LOS ANGELES >> Some notes and observations after USC’s first six spring practices, which feature plenty of new faces and questions for next season:
USC’s success next season will be dependent on some players who never played or barely played a college football game. Sophomore offensive tackle Roy Hemsley, who played in only three games the past two seasons, could start at right tackle. Freshman safety Jamel Cook, who redshirted last season, could start at nickel back.
The weakside linebacker will be someone new. During spring drills, it’s sophomore John Houston, who played mostly on special teams last season. Defensive tackle Marlon Tuipulotu is a true freshman but the coaches inserted him into starting lineup during Saturday’s scrimmage.
It’s also worth noting the kicker is currently freshman Michael Brown, with starter Matt Boermeester suspended after an incident involving a female student. Imagine a game coming down to the little-used Brown next year?
And this does not even consider the wide receivers, who are inexperienced following the departure of starters JuJu Smith-Schuster and Darreus Rogers.

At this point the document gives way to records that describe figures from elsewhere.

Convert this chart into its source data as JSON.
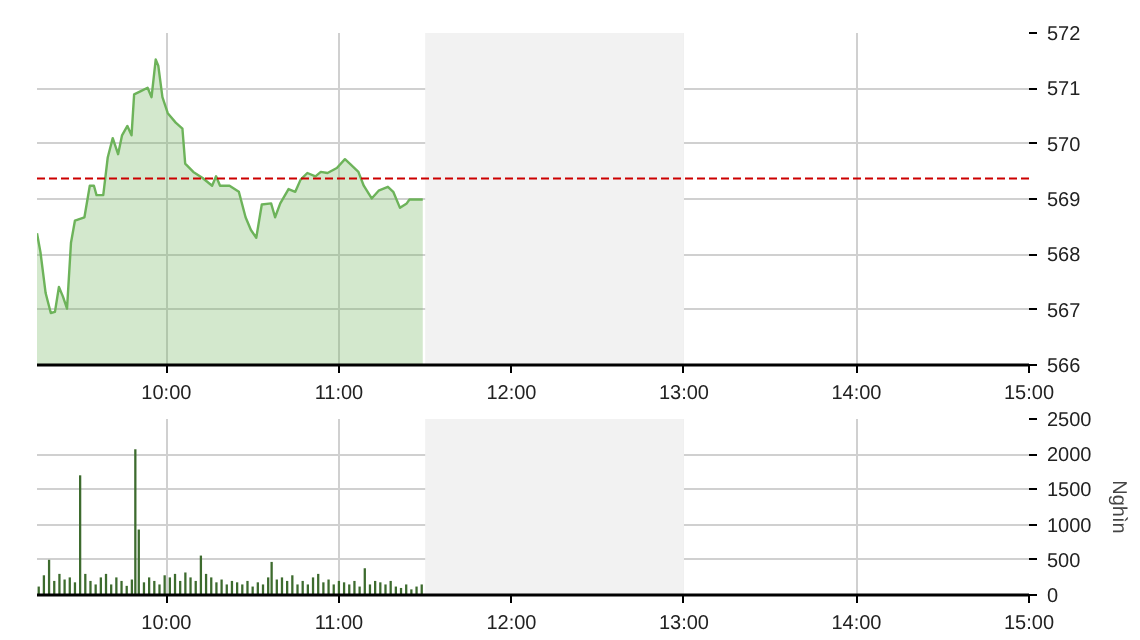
{
  "chart_data": [
    {
      "type": "area",
      "x": [
        9.25,
        9.27,
        9.3,
        9.33,
        9.354,
        9.377,
        9.4,
        9.424,
        9.447,
        9.47,
        9.525,
        9.556,
        9.58,
        9.595,
        9.634,
        9.66,
        9.689,
        9.72,
        9.743,
        9.774,
        9.798,
        9.813,
        9.852,
        9.891,
        9.914,
        9.938,
        9.953,
        9.977,
        10.008,
        10.054,
        10.093,
        10.109,
        10.156,
        10.21,
        10.265,
        10.288,
        10.311,
        10.366,
        10.42,
        10.459,
        10.49,
        10.521,
        10.553,
        10.607,
        10.63,
        10.66,
        10.708,
        10.747,
        10.778,
        10.817,
        10.864,
        10.895,
        10.934,
        10.988,
        11.035,
        11.066,
        11.113,
        11.144,
        11.19,
        11.23,
        11.284,
        11.315,
        11.354,
        11.393,
        11.409,
        11.486
      ],
      "series": [
        {
          "color": "#6db35a",
          "values": [
            568.38,
            568.04,
            567.3,
            566.94,
            566.96,
            567.41,
            567.24,
            567.02,
            568.21,
            568.61,
            568.67,
            569.24,
            569.24,
            569.07,
            569.07,
            569.75,
            570.1,
            569.81,
            570.15,
            570.32,
            570.15,
            570.89,
            570.95,
            571.01,
            570.84,
            571.52,
            571.41,
            570.84,
            570.55,
            570.38,
            570.27,
            569.64,
            569.49,
            569.38,
            569.24,
            569.41,
            569.24,
            569.24,
            569.13,
            568.67,
            568.44,
            568.3,
            568.9,
            568.92,
            568.67,
            568.92,
            569.18,
            569.13,
            569.35,
            569.47,
            569.41,
            569.49,
            569.47,
            569.56,
            569.72,
            569.63,
            569.49,
            569.24,
            569.01,
            569.15,
            569.22,
            569.13,
            568.84,
            568.92,
            568.99,
            568.99
          ]
        }
      ],
      "xlim": [
        9.25,
        15
      ],
      "xticks": [
        {
          "value": 10,
          "label": "10:00"
        },
        {
          "value": 11,
          "label": "11:00"
        },
        {
          "value": 12,
          "label": "12:00"
        },
        {
          "value": 13,
          "label": "13:00"
        },
        {
          "value": 14,
          "label": "14:00"
        },
        {
          "value": 15,
          "label": "15:00"
        }
      ],
      "ylim": [
        566,
        572
      ],
      "yticks": [
        566,
        567,
        568,
        569,
        570,
        571,
        572
      ],
      "grid": true,
      "ref_lines": [
        {
          "axis": "y",
          "value": 569.37,
          "color": "#cc0000",
          "line_style": "dashed"
        }
      ],
      "bands": [
        {
          "axis": "x",
          "from": 11.5,
          "to": 13,
          "color": "#f2f2f2"
        }
      ]
    },
    {
      "type": "bar",
      "x": [
        9.26,
        9.29,
        9.32,
        9.35,
        9.38,
        9.41,
        9.44,
        9.47,
        9.5,
        9.53,
        9.56,
        9.59,
        9.62,
        9.65,
        9.68,
        9.71,
        9.74,
        9.77,
        9.8,
        9.82,
        9.84,
        9.87,
        9.9,
        9.93,
        9.96,
        9.99,
        10.02,
        10.05,
        10.08,
        10.11,
        10.14,
        10.17,
        10.2,
        10.23,
        10.26,
        10.29,
        10.32,
        10.35,
        10.38,
        10.41,
        10.44,
        10.47,
        10.5,
        10.53,
        10.56,
        10.59,
        10.61,
        10.64,
        10.67,
        10.7,
        10.73,
        10.76,
        10.79,
        10.82,
        10.85,
        10.88,
        10.91,
        10.94,
        10.97,
        11.0,
        11.03,
        11.06,
        11.09,
        11.12,
        11.15,
        11.18,
        11.21,
        11.24,
        11.27,
        11.3,
        11.33,
        11.36,
        11.39,
        11.42,
        11.45,
        11.48
      ],
      "series": [
        {
          "color": "#3d6b2e",
          "values": [
            120,
            280,
            500,
            200,
            300,
            220,
            250,
            180,
            1700,
            300,
            200,
            150,
            250,
            300,
            150,
            250,
            200,
            130,
            220,
            2070,
            930,
            180,
            250,
            200,
            150,
            280,
            250,
            300,
            200,
            320,
            250,
            200,
            560,
            300,
            250,
            180,
            220,
            150,
            200,
            180,
            150,
            200,
            120,
            180,
            150,
            250,
            470,
            220,
            250,
            200,
            280,
            150,
            200,
            150,
            250,
            300,
            180,
            220,
            150,
            200,
            180,
            150,
            200,
            120,
            380,
            150,
            200,
            180,
            150,
            200,
            120,
            100,
            150,
            80,
            120,
            150
          ]
        }
      ],
      "xlim": [
        9.25,
        15
      ],
      "xticks": [
        {
          "value": 10,
          "label": "10:00"
        },
        {
          "value": 11,
          "label": "11:00"
        },
        {
          "value": 12,
          "label": "12:00"
        },
        {
          "value": 13,
          "label": "13:00"
        },
        {
          "value": 14,
          "label": "14:00"
        },
        {
          "value": 15,
          "label": "15:00"
        }
      ],
      "ylim": [
        0,
        2500
      ],
      "yticks": [
        0,
        500,
        1000,
        1500,
        2000,
        2500
      ],
      "ylabel": "Nghìn",
      "grid": true,
      "bands": [
        {
          "axis": "x",
          "from": 11.5,
          "to": 13,
          "color": "#f2f2f2"
        }
      ]
    }
  ]
}
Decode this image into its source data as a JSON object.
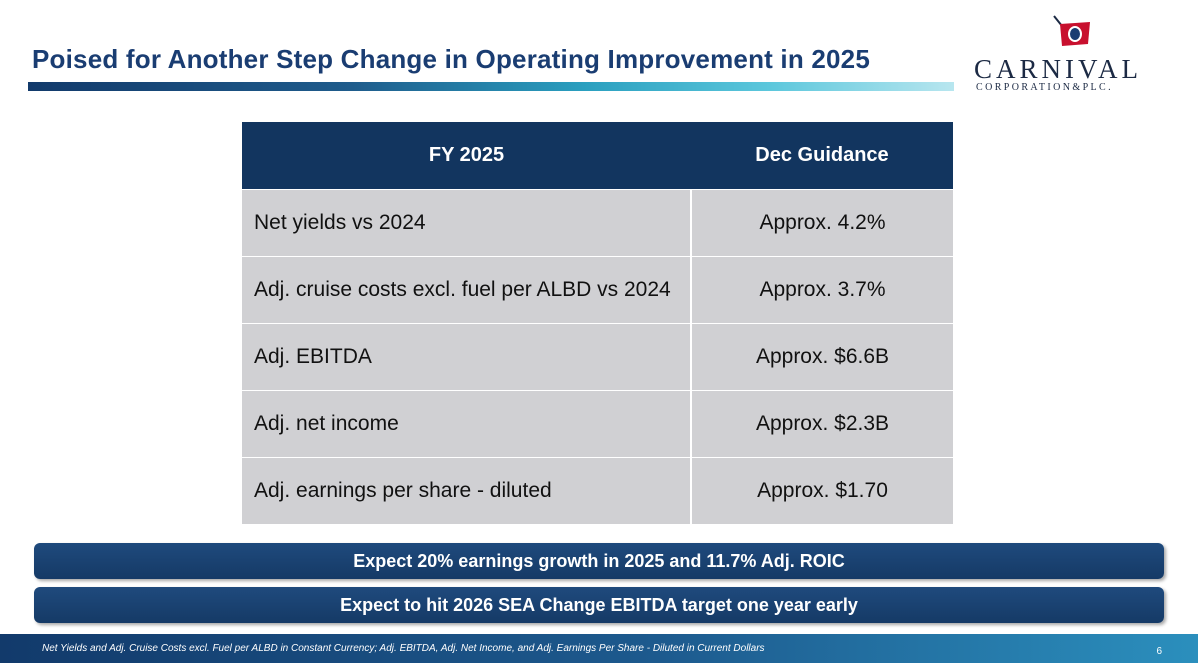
{
  "header": {
    "title": "Poised for Another Step Change in Operating Improvement in 2025"
  },
  "logo": {
    "word": "CARNIVAL",
    "sub": "CORPORATION&PLC."
  },
  "table": {
    "headers": [
      "FY 2025",
      "Dec Guidance"
    ],
    "rows": [
      {
        "label": "Net yields vs 2024",
        "value": "Approx. 4.2%"
      },
      {
        "label": "Adj. cruise costs excl. fuel per ALBD vs 2024",
        "value": "Approx. 3.7%"
      },
      {
        "label": "Adj. EBITDA",
        "value": "Approx. $6.6B"
      },
      {
        "label": "Adj. net income",
        "value": "Approx. $2.3B"
      },
      {
        "label": "Adj. earnings per share - diluted",
        "value": "Approx. $1.70"
      }
    ]
  },
  "banners": [
    "Expect 20% earnings growth in 2025 and 11.7% Adj. ROIC",
    "Expect to hit 2026 SEA Change EBITDA target one year early"
  ],
  "footer": {
    "note": "Net Yields and Adj. Cruise Costs excl. Fuel per ALBD in Constant Currency; Adj. EBITDA, Adj. Net Income, and Adj. Earnings Per Share - Diluted in Current Dollars",
    "page": "6"
  },
  "colors": {
    "title": "#1a3d72",
    "header_bg": "#12355f",
    "row_bg": "#d0d0d3",
    "flag_red": "#c8102e"
  }
}
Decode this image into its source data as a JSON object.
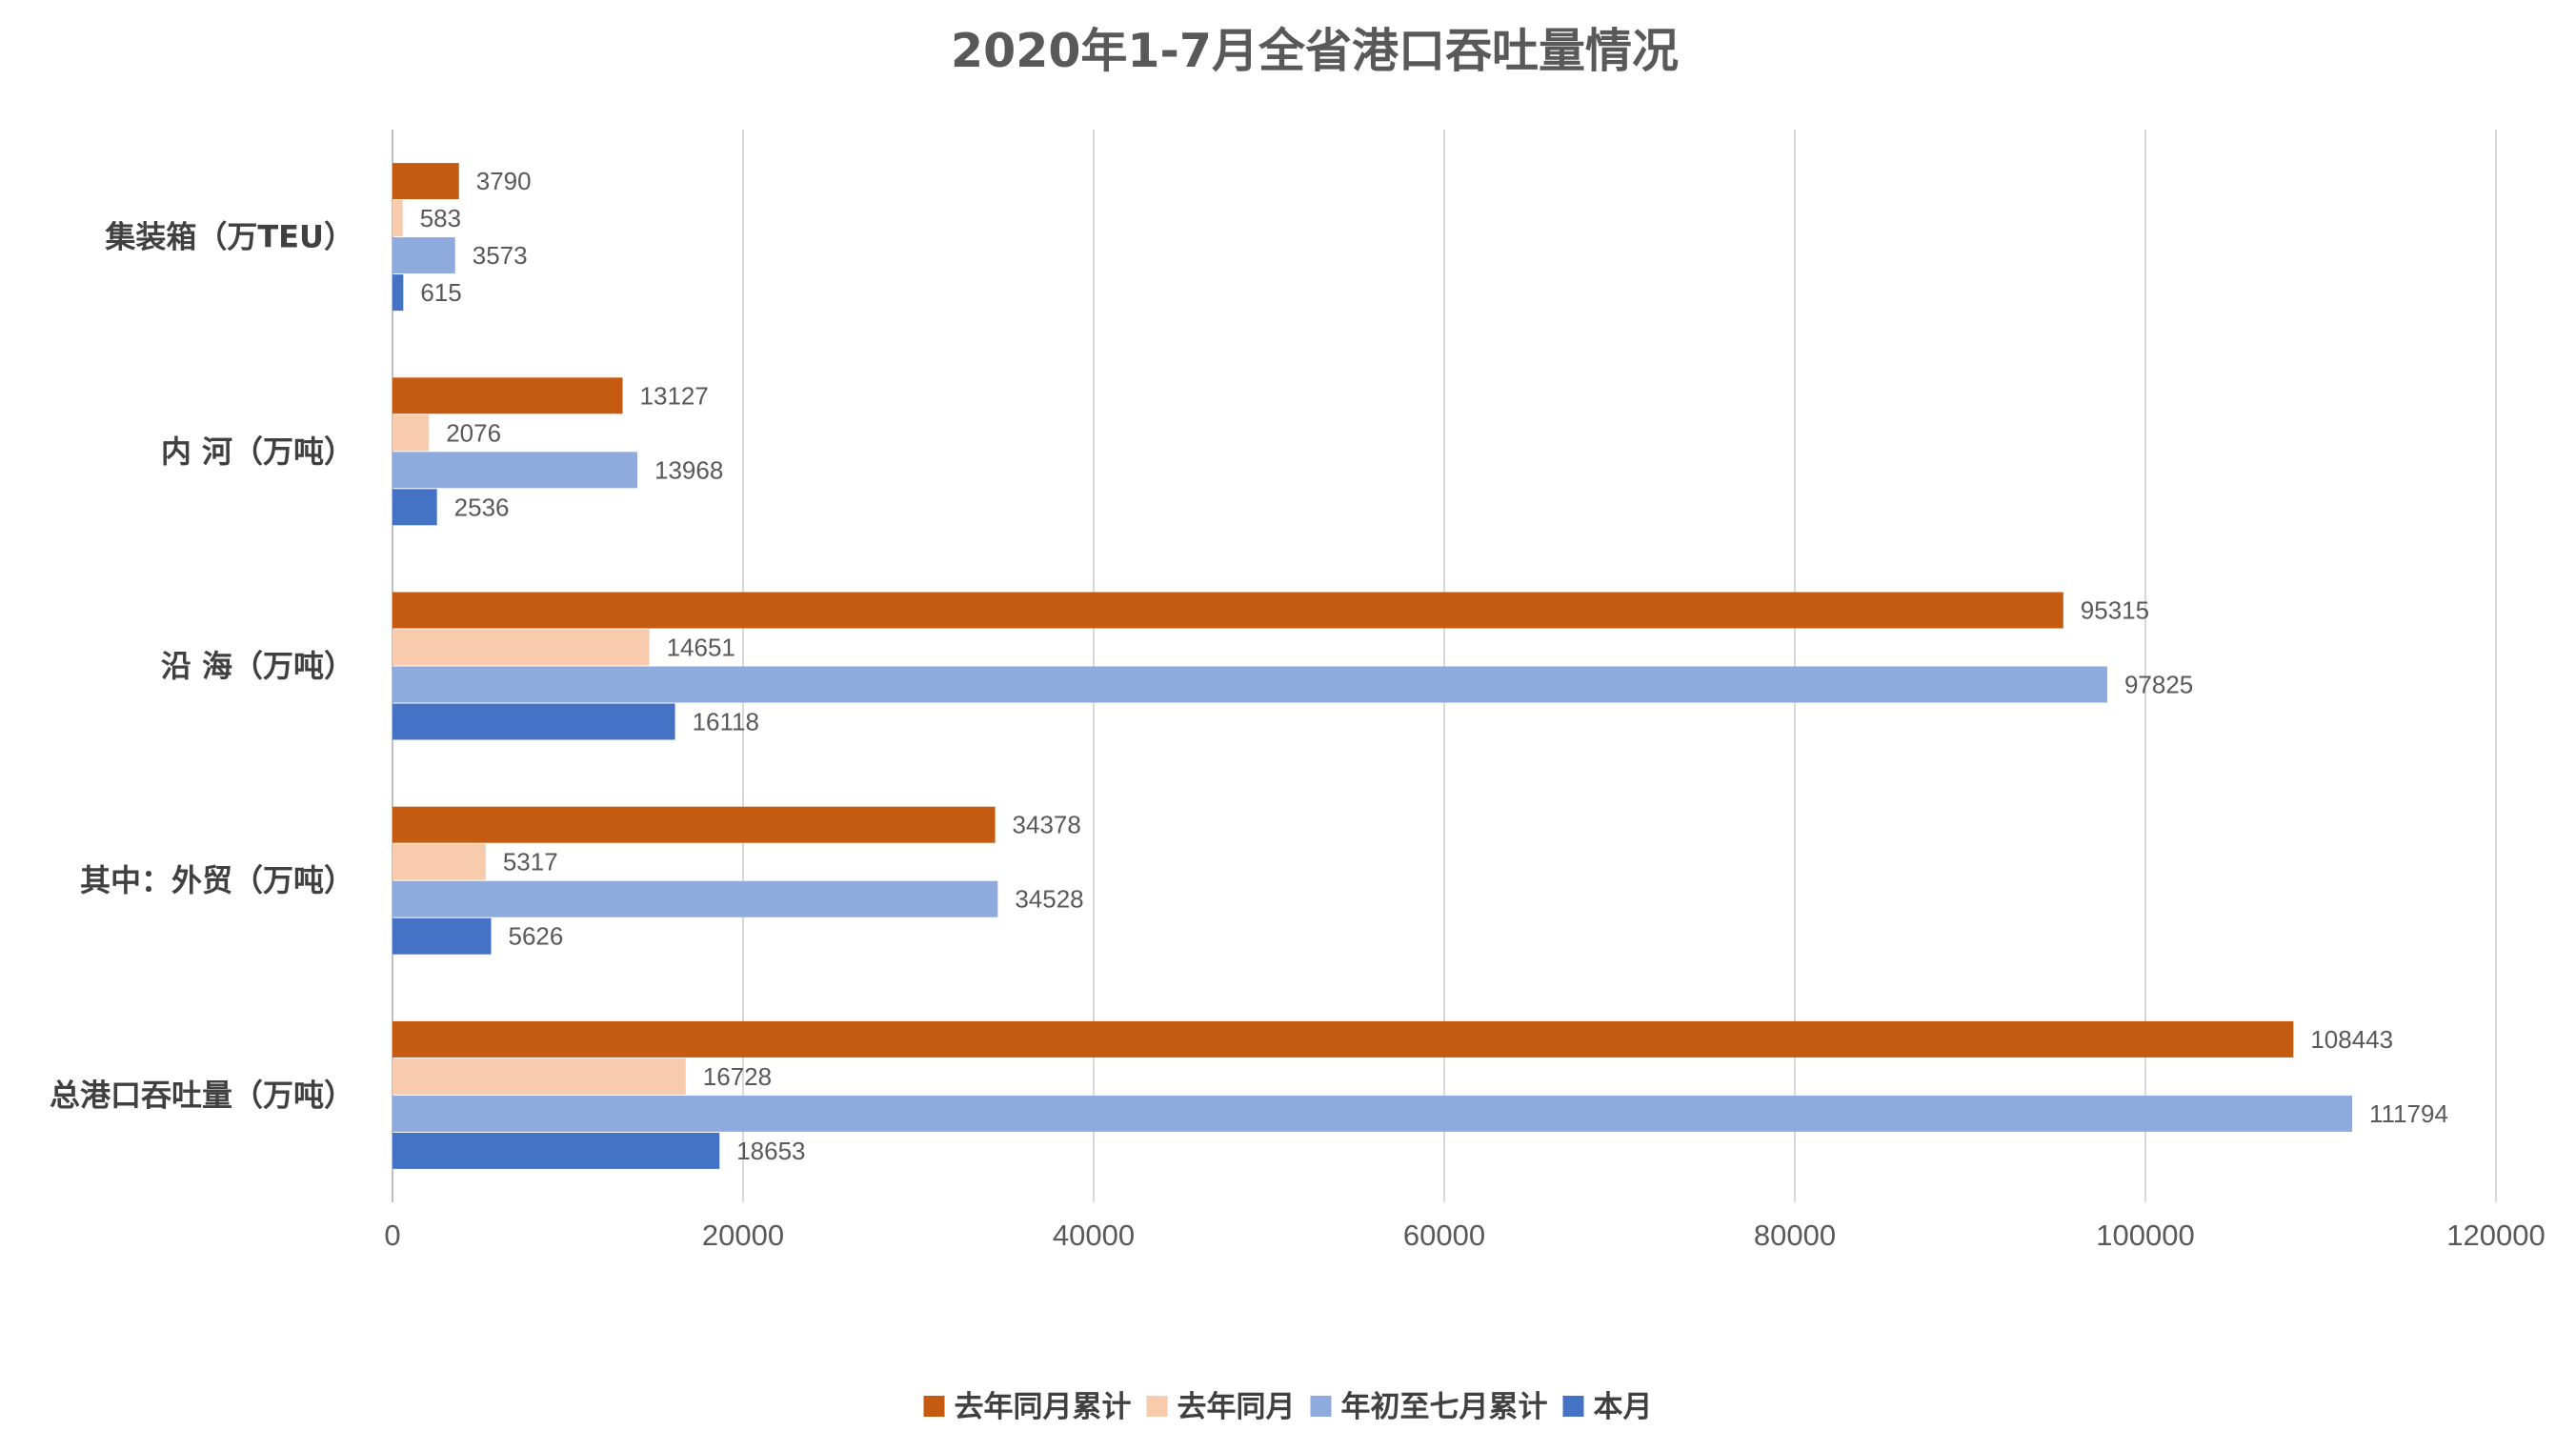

USC might have a lot of young wide receivers, but right now only Velus Jones and Michael Pittman have stood out among the group. Jones’ strength is his speed and he will probably return kickoffs. Pittman, who is 6-foot-4, is more of a possession receiver so far.
This is a stat to ponder: Quarterback Sam Darnold’s thrown six interceptions in six spring practices. He threw two in roughly 70 spring/summer training camp practices prior to March.
If Darnold threw interceptions at a similar rate next season, Clay Helton won’t look like such a good coach.
Senior safety Chris Hawkins said Darnold’s been special since the first day he arrived at USC and offered a quote that might be hard to forget.
“When Sam was on the scout team (as a freshman), he killed us,” Hawkins said. “He was different. He killed (fellow freshman quarterback) Ricky Town. That’s nothing against Ricky. He didn’t take showers with us, but he was cool.”
One complaint you can expect to hear next season is that USC does not have a bye. When former USC coach Pete Carroll showed up on campus Wednesday, Helton discussed the longer NFL season with Carroll for tips on playing 12 straight weeks.
Among the former USC players who attended Saturday’s practice were wide receiver Mike Williams, quarterback Matt Barkley, defensive end Lawrence Jackson, defensive tackle Shaun Cody, linebacker Keith Rivers, fullback Sam Cunningham and wide receiver John Jackson.
Jackson’s son, also named John, is batting .789 for the Serra High of Gardena baseball team.
Safety Ykili Ross was a highly regarded player at Riverside Poly but nearly invisible the past two seasons at USC. Ross is finally garnering some attention this spring and is currently backing up Hawkins and Marvell Tell.
The fastest 40-yard dash run by a USC player was by wide receiver Isaac Whitney (4.41 seconds). Whitney barely edged out cornerback Adoree’ Jackson’s 4.42.
“He owes me $20,000,” Whitney said. “That was the bet.”
When Whitney finished his 40, an NFC assistant coach asked, “Why didn’t he play more?”
Whitney caught only three passes for 32 yards.
West Virginia, Michigan and Wisconsin were the only schools to win 10 football games and make the Sweet 16 of the NCAA Tournament. USC came close but lost in the Round of 32 to Baylor. Among those four schools, Wisconsin averaged 17,286 fans at basketball games; West Virginia 11,375 and Michigan: 11,122. USC averaged 5,755 per game.